Defining Your Grader’s Purpose & Choosing Which Graders to Create

Every Grader in PipeAI is built to answer an important question after record quality is graded. A well-defined purpose keeps responses, actions, and settings focused on the right outcomes.

Grader Name & Purpose

When you create a Grader, you’ll give it a name and a purpose. These remind you and your team what the Grader is built to do.

Every Grader is designed to empower you to:

  • Assess record quality
  • Uncover insights to make smart decisions
  • Take action to achieve specific goals

The question is: Which insights or possible actions is your Grader uniquely built to uncover?

This clarity shapes your Grader’s name and purpose. For example:

  • Grader Purpose: Assess lead quality to determine opportunity qualification and route to the right Closer.
  • Grader Name: Lead Qualification Grader

Your Grader’s name should be short (1-3 words) and clearly reflect its job. With the purpose defined, you’re ready to add questions that guide decision-making.

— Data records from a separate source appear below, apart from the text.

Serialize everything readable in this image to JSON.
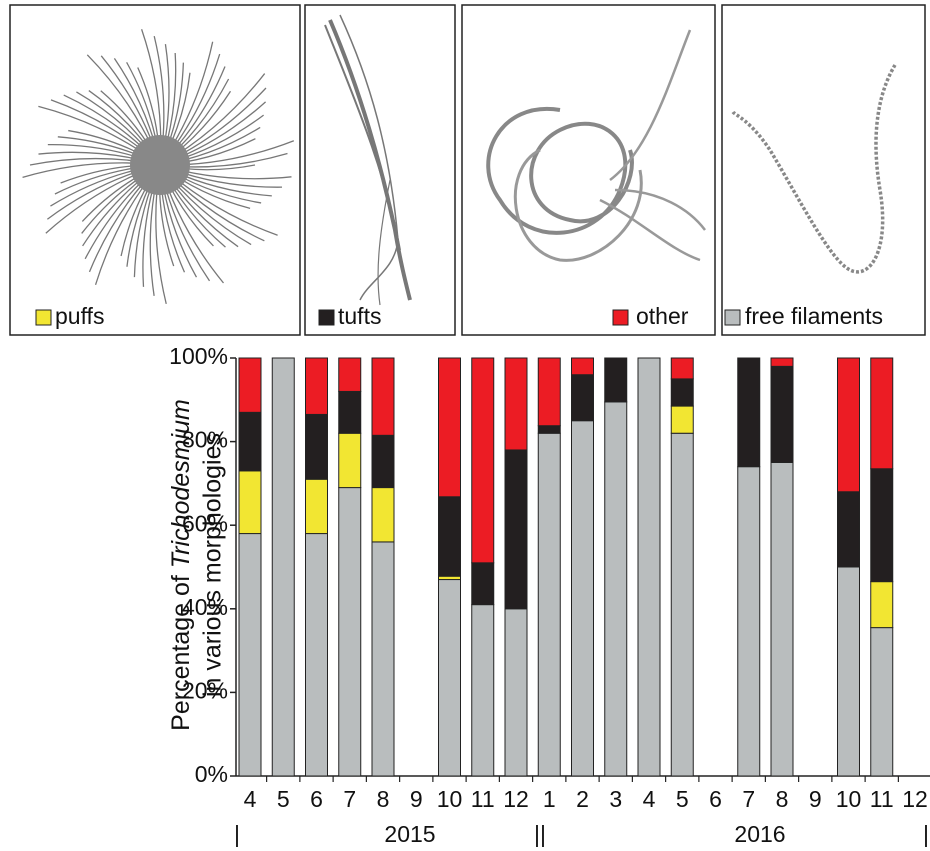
{
  "chart_data": {
    "type": "stacked_bar",
    "y_label": {
      "prefix": "Percentage of",
      "italic": "Trichodesmium",
      "line2": "in various morphologies"
    },
    "categories": [
      "4",
      "5",
      "6",
      "7",
      "8",
      "9",
      "10",
      "11",
      "12",
      "1",
      "2",
      "3",
      "4",
      "5",
      "6",
      "7",
      "8",
      "9",
      "10",
      "11",
      "12"
    ],
    "x_groups": [
      "|",
      "2015",
      "||",
      "2016",
      "|"
    ],
    "series": [
      {
        "name": "free filaments",
        "color": "#b9bdbe",
        "values": [
          58,
          100,
          58,
          69,
          56,
          null,
          47,
          41,
          40,
          82,
          85,
          89.5,
          100,
          82,
          null,
          74,
          75,
          null,
          50,
          35.5,
          null
        ]
      },
      {
        "name": "puffs",
        "color": "#f2e632",
        "values": [
          15,
          null,
          13,
          13,
          13,
          null,
          0.8,
          null,
          null,
          null,
          null,
          null,
          null,
          6.5,
          null,
          null,
          null,
          null,
          null,
          11,
          null
        ]
      },
      {
        "name": "tufts",
        "color": "#231f20",
        "values": [
          14,
          null,
          15.5,
          10,
          12.5,
          null,
          19,
          10,
          38,
          1.8,
          11,
          10.5,
          null,
          6.5,
          null,
          26,
          23,
          null,
          18,
          27,
          null
        ]
      },
      {
        "name": "other",
        "color": "#ec1c24",
        "values": [
          13,
          null,
          13.5,
          8,
          18.5,
          null,
          33.2,
          49,
          22,
          16.2,
          4,
          null,
          null,
          5,
          null,
          null,
          2,
          null,
          32,
          26.5,
          null
        ]
      }
    ],
    "ylim": [
      0,
      100
    ],
    "yticks": [
      {
        "value": 0,
        "label": "0%"
      },
      {
        "value": 20,
        "label": "20%"
      },
      {
        "value": 40,
        "label": "40%"
      },
      {
        "value": 60,
        "label": "60%"
      },
      {
        "value": 80,
        "label": "80%"
      },
      {
        "value": 100,
        "label": "100%"
      }
    ]
  }
}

Examples of Grader Purposes

Graders help with a wide range of decisions in sales, hiring, and beyond. Examples include:

  • Lead Qualification: Identifying which leads should become opportunities.
  • Opportunity Routing: Assigning new opportunities to the right teammate based on expertise.
  • Nurturing Decisions: Assigning leads and opportunities to different “buckets”, each with a different follow-up cadence based on dealmaking readiness and attractiveness. 
  • Nurture-Exit Decisions: Determining when a potential customer is ready to exit a nurture bucket and re-enter your dealmaking stages. 
  • Investment Decisions: Deciding if a record qualifies for major resource investment (e.g., a detailed proposal or offer).
  • Raising Money: Managing prospective investors by grading interest and fit.
  • Hiring & Recruiting: Evaluating potential hires to find the best candidates.
  • Supplier & Vendor Selection: Grading potential suppliers to choose the best fit.
  • Filtering Many to Few (or The One): Choosing the best option from a large pool, whether deals, partnerships, or candidates.

Choosing Which Graders to Create

To decide if you need a new Grader, ask:

  • What important decision does this help answer?
  • Do we need to sort, qualify, or prioritize records?
  • Would structured evaluation improve consistency and speed?

If the answer is yes, a Grader can help refine decisions and improve outcomes.

Keeping Your Grader Effective

Regularly revisit the Grader Purpose to ensure:

  • Questions and response methods remain relevant.
  • Actions drive the intended outcomes.
  • Grading criteria reflect the right priorities.

By staying focused on the Grader’s purpose, you can refine it over time to make better, faster decisions.